読売新聞社会部「あれから」取材班『「まさか」の人生』(新潮新書)

森下義臣

対象書籍名:『「まさか」の人生』
対象著者:読売新聞社会部「あれから」取材班
対象書籍ISBN:978-4-10-611089-4

「ニュースは歴史の第1稿」と言われます。新聞の使命は、政治や経済、事件・事故など様々な分野で起きる出来事を、早く、的確に読者に届けることにあります。
 一方で、日々刻んできた「歴史」を振り返って検証することも重要な役割です。「あのニュースの人はどうなったのだろう」。そんな観点で2020年2月に始まったのが読売新聞の連載「あれから」です。2025年4月時点で56回を数えました。
 長く連載を続けるうちに、「『あれから』を取材したい」と社会部を志望する記者も出てきました。入社7年目の2023年に配属された押田健太記者はその一人です。前任の盛岡支局時代から「ネタ」をいくつも温めており、その中から「初のセクハラ訴訟」を争った晴野まゆみさんを取材しました。平成の出来事をまとめた本で晴野さんを知ったという押田記者。性差別がハラスメントとして認識されていなかった時代に風穴を開けていく様子を、熱のこもった筆致で描きました。
 取材期間は約5か月。

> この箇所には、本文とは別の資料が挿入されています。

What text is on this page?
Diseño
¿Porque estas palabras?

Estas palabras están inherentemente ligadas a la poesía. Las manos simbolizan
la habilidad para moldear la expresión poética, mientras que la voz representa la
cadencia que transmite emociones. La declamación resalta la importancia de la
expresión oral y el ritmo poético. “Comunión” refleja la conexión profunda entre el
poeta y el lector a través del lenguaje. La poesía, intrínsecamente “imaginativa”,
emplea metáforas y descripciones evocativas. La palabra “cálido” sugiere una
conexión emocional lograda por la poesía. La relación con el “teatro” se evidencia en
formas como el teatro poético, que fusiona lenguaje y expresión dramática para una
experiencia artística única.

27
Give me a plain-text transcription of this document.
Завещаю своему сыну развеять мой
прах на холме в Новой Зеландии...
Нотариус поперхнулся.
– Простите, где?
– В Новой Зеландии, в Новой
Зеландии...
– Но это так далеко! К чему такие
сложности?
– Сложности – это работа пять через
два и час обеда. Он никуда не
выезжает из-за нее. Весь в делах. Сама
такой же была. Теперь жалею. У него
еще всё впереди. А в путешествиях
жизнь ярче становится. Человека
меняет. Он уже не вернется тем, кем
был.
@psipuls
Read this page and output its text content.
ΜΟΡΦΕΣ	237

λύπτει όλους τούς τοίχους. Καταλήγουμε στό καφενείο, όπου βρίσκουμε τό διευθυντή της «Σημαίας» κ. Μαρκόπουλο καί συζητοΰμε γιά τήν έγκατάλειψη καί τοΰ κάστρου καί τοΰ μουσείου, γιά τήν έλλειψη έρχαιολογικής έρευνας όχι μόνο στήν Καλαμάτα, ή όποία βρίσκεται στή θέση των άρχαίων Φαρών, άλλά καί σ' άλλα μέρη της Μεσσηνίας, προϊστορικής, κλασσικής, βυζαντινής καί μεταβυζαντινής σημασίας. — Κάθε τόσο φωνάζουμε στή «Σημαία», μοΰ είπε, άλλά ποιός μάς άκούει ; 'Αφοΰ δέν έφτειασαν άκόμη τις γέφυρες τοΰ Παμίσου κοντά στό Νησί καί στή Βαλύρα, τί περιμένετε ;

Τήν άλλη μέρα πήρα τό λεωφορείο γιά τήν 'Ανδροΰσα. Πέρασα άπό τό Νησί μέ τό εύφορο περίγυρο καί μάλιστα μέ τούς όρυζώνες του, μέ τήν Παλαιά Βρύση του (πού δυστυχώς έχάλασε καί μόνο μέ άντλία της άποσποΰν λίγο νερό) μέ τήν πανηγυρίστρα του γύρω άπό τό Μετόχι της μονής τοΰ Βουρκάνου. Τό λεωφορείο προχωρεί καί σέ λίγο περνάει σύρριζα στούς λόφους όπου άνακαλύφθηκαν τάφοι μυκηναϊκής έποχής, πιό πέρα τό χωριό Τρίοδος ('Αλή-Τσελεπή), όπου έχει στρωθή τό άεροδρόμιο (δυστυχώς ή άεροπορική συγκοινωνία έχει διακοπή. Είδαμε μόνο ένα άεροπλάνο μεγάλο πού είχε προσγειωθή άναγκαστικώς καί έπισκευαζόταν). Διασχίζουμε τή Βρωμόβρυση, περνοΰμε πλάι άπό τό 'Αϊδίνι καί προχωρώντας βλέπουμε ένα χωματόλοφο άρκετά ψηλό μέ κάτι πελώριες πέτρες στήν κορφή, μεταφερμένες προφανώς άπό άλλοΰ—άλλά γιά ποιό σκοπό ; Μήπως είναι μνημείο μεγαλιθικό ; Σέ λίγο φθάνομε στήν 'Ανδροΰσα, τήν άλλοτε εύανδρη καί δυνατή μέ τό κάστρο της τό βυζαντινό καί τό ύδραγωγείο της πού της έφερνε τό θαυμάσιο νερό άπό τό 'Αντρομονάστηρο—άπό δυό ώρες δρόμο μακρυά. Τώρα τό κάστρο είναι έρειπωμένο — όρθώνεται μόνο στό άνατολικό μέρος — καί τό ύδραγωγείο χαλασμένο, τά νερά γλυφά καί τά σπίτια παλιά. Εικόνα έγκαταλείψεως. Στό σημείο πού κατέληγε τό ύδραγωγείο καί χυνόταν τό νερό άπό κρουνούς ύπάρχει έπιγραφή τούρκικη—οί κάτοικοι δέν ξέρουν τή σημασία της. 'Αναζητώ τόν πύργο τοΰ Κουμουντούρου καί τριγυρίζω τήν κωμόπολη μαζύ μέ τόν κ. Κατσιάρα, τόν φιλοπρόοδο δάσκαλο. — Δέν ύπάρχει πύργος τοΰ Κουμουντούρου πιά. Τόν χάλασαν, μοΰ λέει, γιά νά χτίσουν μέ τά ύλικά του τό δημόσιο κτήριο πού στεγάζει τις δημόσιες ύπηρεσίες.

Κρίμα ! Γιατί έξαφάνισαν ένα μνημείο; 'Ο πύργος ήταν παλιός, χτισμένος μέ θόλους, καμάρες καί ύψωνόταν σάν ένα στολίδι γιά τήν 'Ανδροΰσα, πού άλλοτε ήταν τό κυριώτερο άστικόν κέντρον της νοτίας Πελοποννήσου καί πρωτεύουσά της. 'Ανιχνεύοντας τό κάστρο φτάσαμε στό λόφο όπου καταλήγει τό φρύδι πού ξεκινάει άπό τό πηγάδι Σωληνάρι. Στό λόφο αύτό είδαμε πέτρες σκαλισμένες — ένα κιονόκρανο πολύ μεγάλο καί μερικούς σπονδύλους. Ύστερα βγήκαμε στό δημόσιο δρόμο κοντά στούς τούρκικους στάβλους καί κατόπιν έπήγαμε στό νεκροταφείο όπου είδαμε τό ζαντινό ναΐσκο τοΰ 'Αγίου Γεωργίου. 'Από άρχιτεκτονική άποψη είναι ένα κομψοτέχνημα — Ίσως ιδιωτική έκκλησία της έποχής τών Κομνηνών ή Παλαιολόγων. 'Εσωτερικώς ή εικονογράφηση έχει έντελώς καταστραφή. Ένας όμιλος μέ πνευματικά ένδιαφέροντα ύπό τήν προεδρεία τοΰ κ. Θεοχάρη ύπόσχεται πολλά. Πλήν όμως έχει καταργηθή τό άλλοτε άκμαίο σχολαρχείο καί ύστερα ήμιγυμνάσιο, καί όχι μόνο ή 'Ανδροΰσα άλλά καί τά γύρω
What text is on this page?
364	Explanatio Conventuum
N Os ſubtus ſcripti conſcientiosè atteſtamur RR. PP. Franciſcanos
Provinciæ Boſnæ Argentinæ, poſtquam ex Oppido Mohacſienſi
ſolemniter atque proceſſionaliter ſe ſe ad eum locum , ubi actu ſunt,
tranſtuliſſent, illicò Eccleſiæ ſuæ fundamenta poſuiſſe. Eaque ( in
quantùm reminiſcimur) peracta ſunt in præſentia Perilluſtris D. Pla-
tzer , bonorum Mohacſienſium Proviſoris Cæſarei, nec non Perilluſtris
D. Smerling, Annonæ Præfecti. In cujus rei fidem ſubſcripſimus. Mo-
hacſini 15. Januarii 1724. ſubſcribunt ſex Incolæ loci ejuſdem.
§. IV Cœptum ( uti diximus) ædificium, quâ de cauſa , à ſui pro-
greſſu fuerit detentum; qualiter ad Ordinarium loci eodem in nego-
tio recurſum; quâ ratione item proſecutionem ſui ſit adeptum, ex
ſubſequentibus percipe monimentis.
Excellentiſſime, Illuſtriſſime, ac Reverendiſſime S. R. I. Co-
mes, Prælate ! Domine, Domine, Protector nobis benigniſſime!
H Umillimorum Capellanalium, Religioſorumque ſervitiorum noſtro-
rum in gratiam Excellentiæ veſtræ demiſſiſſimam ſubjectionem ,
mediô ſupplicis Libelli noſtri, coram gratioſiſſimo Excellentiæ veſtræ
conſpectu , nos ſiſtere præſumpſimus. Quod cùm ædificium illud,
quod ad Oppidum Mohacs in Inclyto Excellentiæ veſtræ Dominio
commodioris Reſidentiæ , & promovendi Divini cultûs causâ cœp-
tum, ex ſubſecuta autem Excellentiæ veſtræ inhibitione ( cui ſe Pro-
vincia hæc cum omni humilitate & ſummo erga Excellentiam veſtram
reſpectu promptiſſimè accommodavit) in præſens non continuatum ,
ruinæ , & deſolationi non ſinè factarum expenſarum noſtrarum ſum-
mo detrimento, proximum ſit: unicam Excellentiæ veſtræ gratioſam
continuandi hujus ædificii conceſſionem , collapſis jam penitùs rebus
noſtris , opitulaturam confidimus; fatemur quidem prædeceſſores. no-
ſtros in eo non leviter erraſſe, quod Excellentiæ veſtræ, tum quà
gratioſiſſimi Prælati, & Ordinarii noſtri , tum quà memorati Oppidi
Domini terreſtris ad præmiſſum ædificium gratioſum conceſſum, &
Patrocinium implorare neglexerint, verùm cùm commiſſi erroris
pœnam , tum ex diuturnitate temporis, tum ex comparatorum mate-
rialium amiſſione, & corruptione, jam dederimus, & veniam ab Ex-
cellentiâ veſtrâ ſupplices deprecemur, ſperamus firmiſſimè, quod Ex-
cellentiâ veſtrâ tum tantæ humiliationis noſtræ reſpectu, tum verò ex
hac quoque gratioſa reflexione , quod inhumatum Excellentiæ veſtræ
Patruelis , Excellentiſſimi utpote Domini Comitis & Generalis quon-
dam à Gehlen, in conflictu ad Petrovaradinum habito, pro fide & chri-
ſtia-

事件取材など社会部記者としての業務の傍ら、膨大な裁判資料を読み込み、晴野さんがいる福岡に何度も足を運びました。記事には盛り込まれませんでしたが、セクハラの加害者にも話を聞きました。一方当事者だけへの取材で記事は書けないからです。「取材を尽くすことの大切さを再認識した」と押田記者は話します。テレビの企画で「懸賞生活」を送った芸人のなすびさんを取材した回では、明るいお笑い番組の裏側で味わった苦悩を浮かび上がらせました。
 私は2024年末に「あれから」のデスクに就くことが決まってから、2025年3月に発生から30年を迎える地下鉄サリン事件を取り上げたいと考えていました。警視庁の元科学捜査官・服藤恵三さんを主人公として提案したところ、同1月に社会部に来たばかりの貞広慎太朗記者(入社6年目)が手を挙げました。事件発生時にまだ生まれていなかったことに驚かれながら、元検事や元警察庁長官にも粘り強く取材しました。オウム真理教の教祖・松本智津夫元死刑囚に逮捕状を請求する場面は、私の知る限り、新聞で報じられたことはありません。立派な「特ダネ」となりました。
 私たちの「頑張り」を押しつけるつもりは毛頭ありません。ただ、若い記者が知恵を絞り、汗を流しながら引き出した人生のストーリーに、本書を手にした読者が何らかの「ひっかかり」を感じていただけたら、新聞記者として望外の喜びです。
 本書『「まさか」の人生』には、既刊『人生はそれでも続く』(2022年8月)発売後に掲載した記事を中心に20本を収めました。
「まさか」、と主人公自身も驚く人生を丹念に取材し、深掘りしたストーリーを届けたい。タイトルに込めた思いです。